Two key Pakistani ministers have been in Beijing for the past three days to discuss rescheduling the country’s outstanding debts linked to the China-Pakistan Economic Corridor (CPEC). Muhammad Aurangzeb, Pakistan’s Minister for Finance and Revenue, and Sardar Awais Ahmad Khan Laghari, the Minister for Energy (Power Division), are meeting with top Chinese officials to negotiate terms that could alleviate Pakistan’s financial strain.

 

High-Level Meetings in Beijing

The Pakistani delegation has held talks with various Chinese authorities, including Pan Gongsheng, Governor of the People’s Bank of China (PBoC), and Cao Yuanyuan, Deputy Secretary-General of the National Association of Financial Market Institutional Investors (NAFMII). These meetings aim to address Pakistan’s request for an eight-year extension on energy debt repayments, conversion of US dollar-based interest payments to Chinese currency, and a reduction in overall interest rates for both CPEC and non-CPEC Chinese-funded projects.

 

China’s Reluctance and Financial Concerns

Initially, China showed reluctance to discuss the issue, which delayed the visit and signaled disagreement over energy loan talks. “Pakistan formally requested China on Thursday to reschedule its debts, with outstanding dues for CPEC power projects increasing by 44 percent to Rs 401 billion by the end of the last fiscal year,” reported The Express Tribune.
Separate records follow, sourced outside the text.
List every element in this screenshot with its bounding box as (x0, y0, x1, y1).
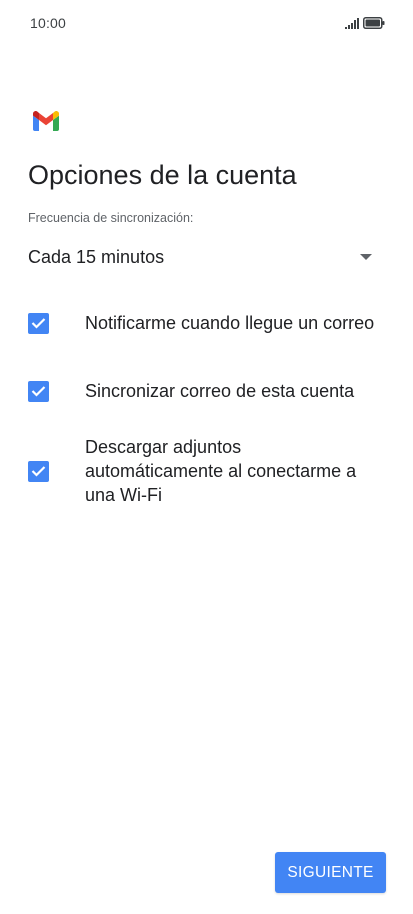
next-button[interactable]: SIGUIENTE (275, 852, 386, 893)
sync-frequency-label: Frecuencia de sincronización: (28, 211, 194, 225)
battery-icon (363, 16, 385, 34)
option-notify-label: Notificarme cuando llegue un correo (85, 313, 375, 333)
check-icon (31, 386, 46, 397)
sync-frequency-dropdown[interactable]: Cada 15 minutos (28, 237, 378, 277)
sync-frequency-value: Cada 15 minutos (28, 246, 165, 267)
signal-icon (345, 16, 359, 34)
page-title: Opciones de la cuenta (28, 160, 297, 190)
checkbox-sync-mail[interactable] (28, 380, 49, 402)
option-download-attachments[interactable]: Descargar adjuntos automáticamente al co… (28, 435, 378, 507)
gmail-logo-icon (33, 111, 59, 131)
option-notify[interactable]: Notificarme cuando llegue un correo (28, 298, 378, 348)
status-bar: 10:00 (0, 0, 413, 48)
status-time: 10:00 (30, 15, 67, 31)
checkbox-download-attachments[interactable] (28, 460, 49, 482)
option-sync-mail[interactable]: Sincronizar correo de esta cuenta (28, 377, 378, 405)
checkbox-notify[interactable] (28, 312, 49, 334)
option-sync-mail-label: Sincronizar correo de esta cuenta (85, 381, 355, 401)
check-icon (31, 318, 46, 329)
check-icon (31, 466, 46, 477)
option-download-attachments-label: Descargar adjuntos automáticamente al co… (85, 437, 357, 505)
dropdown-arrow-icon (360, 254, 372, 260)
status-icons (345, 16, 385, 34)
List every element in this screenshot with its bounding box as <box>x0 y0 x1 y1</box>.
The rising debt and unpaid dues, which violate the 2015 CPEC Energy Framework Agreement, are impeding further financial and commercial relations between the two countries. Pakistani officials are pushing for measures to lower energy costs and secure International Monetary Fund (IMF) approval for a USD 7 billion bailout package.

 

Potential Impact on Foreign Investment

Concerns are mounting in Pakistan’s financial sector regarding the outcome of these negotiations. Successful talks are crucial for maintaining foreign investment and exchange rate stability. “We believe China will not outright reject Pakistan’s request to reschedule energy sector loans, but the final outcome appears bleak,” a senior banker told The Dawn newspaper.

Despite a decline in Chinese investments, they remain the largest in FY24. Foreign direct investment (FDI) from China and Hong Kong accounted for nearly half of Pakistan’s total inflows, which increased by 17 percent in FY24. The IMF has also pushed for structural changes during the talks for power sector debt relief.

 

Strategic Financial Decisions

In March 2018, the PBoC agreed to provide a USD 2 billion loan to the State Bank of Pakistan to bolster Pakistan’s foreign exchange reserves, which has been rolled over annually since then, most recently in February 2024. However, Pakistan’s breach of CPEC agreements by failing to make timely payments for power purchased from Chinese plants has caused hesitation among Chinese financial institutions. China Export and Credit Insurance Corp (SINOSURE) is now reluctant to fund new coal-fired and hydroelectric plants.

The Finance Ministry has not confirmed whether China agreed to extend the loans or reduce interest rates, which are critical for easing Pakistan’s balance of payments pressure and reducing energy costs. “Our dependency on China has increased as we negotiate to reschedule USD 15 billion in energy sector loans, receive the highest FDI from China, and rely on them as our largest trade partner,” another banker, S.S. Iqbal, told The Dawn.